Kara Oğlan canla başla kendisine verilen işleri layıkıyla yapmağa azmediyormuş. Ancak o sohbetten beridir kazalar ve aksilikler gittikçe artıyormuş. At sürüp cirit oynasa, ya Kara Oğlan düşüyormuş attan ya da at devriliyormuş. Ok atmaya heves etse oku ya erken ya geç saldığından hedefi değil başka yerleri vuruyormuş. En sonunda bir gün bir önemli turnuva öncesinde Kara Oğlan yaptığı bütün işleri bırakmış ve tüm enerjisi ve vaktini turnuvaya hazırlanarak geçirmiş. Günler ve geceler boyunca çalışmış. Limse ile görüşmemiş, vakit geçirmemiş. Nihayetinde çokca zamanlar geçmiş. Uzunca bir süredir de kaza bela gelmemiş başına. En sonunda Turnuva günü gelmiş çatmış.
Evvela ok atmaya başlamış, hiç sorun çıkmamış. Birinci olmuş. Ardından iz sürmesi gerekmiş, gene birinci olmuş. Sonrakinde avlanmış, gene en büyük avı o yakalamış. Her şeyin böyle yolunda gitmesine çok şaşırmış. Sonrasında koşması gerekmiş. Yüksek bir dağa doğru koşmuş, koşmuş. Gene en hızlı giden oymuş, böyle gidecek olursa birinci olacak, madalyayı nihayet kazanacakmış. Hakkı da buymuş zaten. Çok keskin bir virajdan dönüyormuş ki tırmandığı dağın etrafını saran bulutlara bakıp ürkmüş, belki de etrafında kimse olmamasının nedeni buymuş çünkü dev bir kasırga yaklaşıyormuş. Ve bir anda gölgesi onun üzerine atlamış ve virajın yanındaki uçurumdan esmekte olan kasırgaya doğru atlayıvermişler. O korkunun içinde düşerken gölgesine bir an sarılmış ve o zaman kasırganın içinde yere düşmediklerini farketmişler. rüzgarın içinde savrulan bir tüymüşler gibi sağa sola savruluyorlarmış. Gölge deli gibi bir kahkaha atmış ve kollarını kaldırmış. O zaman rüzgar ve kasırga yukarı doğru hareket etmiş. Aşağı indirdiğinde ise aşağı hareket etmişler. Böylece rüzgarı yönetecek güçlerinin olduğunu anlamışlar. Bunu anladığında Kara Oğlan'ın öfkesi de dinmiş gitmiş. Coşku içinde kasırgaya ve rüzgara yön vermişler.
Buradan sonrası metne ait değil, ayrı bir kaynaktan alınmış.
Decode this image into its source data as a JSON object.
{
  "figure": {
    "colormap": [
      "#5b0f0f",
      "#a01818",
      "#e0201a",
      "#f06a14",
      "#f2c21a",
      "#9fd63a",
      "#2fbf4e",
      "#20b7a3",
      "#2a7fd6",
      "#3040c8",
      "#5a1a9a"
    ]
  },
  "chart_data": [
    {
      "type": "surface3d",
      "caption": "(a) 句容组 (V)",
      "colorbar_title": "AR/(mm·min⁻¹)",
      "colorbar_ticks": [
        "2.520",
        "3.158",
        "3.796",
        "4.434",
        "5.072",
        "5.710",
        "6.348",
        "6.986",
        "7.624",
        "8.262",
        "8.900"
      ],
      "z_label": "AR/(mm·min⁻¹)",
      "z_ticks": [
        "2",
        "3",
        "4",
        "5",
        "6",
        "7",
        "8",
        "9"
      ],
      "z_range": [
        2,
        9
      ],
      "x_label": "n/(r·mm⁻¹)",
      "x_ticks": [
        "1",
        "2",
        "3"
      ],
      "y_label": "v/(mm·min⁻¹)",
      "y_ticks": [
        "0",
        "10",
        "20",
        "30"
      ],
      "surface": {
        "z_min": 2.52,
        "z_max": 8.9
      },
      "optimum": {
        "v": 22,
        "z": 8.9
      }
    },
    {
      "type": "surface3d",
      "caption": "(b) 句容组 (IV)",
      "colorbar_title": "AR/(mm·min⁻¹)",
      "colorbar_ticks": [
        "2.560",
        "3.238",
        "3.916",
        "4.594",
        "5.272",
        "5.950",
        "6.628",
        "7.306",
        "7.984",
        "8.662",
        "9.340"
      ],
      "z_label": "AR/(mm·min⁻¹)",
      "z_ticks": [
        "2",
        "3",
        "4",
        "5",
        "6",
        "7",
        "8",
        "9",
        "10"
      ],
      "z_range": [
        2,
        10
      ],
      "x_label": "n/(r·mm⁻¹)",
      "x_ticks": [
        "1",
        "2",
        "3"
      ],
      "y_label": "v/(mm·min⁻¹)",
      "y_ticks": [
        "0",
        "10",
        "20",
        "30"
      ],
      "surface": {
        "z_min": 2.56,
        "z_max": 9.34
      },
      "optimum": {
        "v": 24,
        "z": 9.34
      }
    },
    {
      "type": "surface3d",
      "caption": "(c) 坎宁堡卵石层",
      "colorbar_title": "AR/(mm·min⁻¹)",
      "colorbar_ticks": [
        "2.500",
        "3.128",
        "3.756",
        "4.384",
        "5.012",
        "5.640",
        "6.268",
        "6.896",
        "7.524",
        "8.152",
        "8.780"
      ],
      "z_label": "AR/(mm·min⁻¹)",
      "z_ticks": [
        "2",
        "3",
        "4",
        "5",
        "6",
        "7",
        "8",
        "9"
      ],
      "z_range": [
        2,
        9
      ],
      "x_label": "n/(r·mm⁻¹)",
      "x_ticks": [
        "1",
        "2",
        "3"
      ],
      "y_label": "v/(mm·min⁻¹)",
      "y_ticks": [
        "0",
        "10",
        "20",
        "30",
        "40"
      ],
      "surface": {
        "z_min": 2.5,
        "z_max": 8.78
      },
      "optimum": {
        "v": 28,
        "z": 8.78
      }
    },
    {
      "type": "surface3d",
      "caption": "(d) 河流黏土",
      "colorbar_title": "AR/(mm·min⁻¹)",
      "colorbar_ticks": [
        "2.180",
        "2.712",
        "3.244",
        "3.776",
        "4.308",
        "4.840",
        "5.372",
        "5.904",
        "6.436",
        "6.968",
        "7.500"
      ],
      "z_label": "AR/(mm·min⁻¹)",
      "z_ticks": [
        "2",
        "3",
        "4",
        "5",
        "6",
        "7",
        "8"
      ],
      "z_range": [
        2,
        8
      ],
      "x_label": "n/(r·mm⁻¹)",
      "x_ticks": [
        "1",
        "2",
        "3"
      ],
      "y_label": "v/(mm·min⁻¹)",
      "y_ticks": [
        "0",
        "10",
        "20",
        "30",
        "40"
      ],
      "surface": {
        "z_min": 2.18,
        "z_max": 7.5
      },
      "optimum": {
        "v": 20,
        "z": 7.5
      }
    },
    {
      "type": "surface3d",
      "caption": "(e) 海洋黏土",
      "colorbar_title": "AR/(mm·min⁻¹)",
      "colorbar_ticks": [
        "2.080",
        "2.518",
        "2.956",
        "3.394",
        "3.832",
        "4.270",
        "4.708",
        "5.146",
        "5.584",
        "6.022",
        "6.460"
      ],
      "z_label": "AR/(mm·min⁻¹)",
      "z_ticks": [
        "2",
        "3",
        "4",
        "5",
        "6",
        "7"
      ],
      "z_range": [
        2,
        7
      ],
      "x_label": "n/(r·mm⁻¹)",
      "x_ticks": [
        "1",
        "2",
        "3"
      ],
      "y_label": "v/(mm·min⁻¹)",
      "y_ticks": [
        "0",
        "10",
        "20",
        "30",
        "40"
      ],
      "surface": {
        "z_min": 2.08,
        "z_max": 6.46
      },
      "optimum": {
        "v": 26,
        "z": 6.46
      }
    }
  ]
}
Gölgesi ile birlikte suların akıntılarını yönetmiş, yelkenlerin yelkenini şişirmişler. Yağmur bulutlarını çorak arazilere doğru sürmüşler. Güneş çok yakıcı olduğunda bulutları derlemişler eki ekinler yanmasın. Baze esişlerinde çiçekler tohum bağlamış, bazı esişlerinde canlılar baharı koklamış da yürekleri hoplamış. Kuşların kanatları şişmiş, bolluk ve bereket yayılmış. İşte günler ve geceler böyle mühim işler yapa yapa artık iyi birer dost olmuşlar. Birbirlerine dayanışmışlar ve güçleri dillerden dillere yayılmış. İnsanlar, hayvanlar, bitkiler, böcekler onlara şükürler etmişler. Hala Kara Oğlan ve Gölge sayesinde bolluğun ve bereketin, neşe, heves ve heyecan taşıyan rüzgarların estiği söylenir. Hatta Karadeniz'de bazen Güneş görülmediğinde Kara Oğlan'a ve gölgesine seslenilir. Sonsuza dek şen ve mutlu yaşa, buraların sisi fazla bastığında da gel de kaldır Kara Oğlan ve Gölge!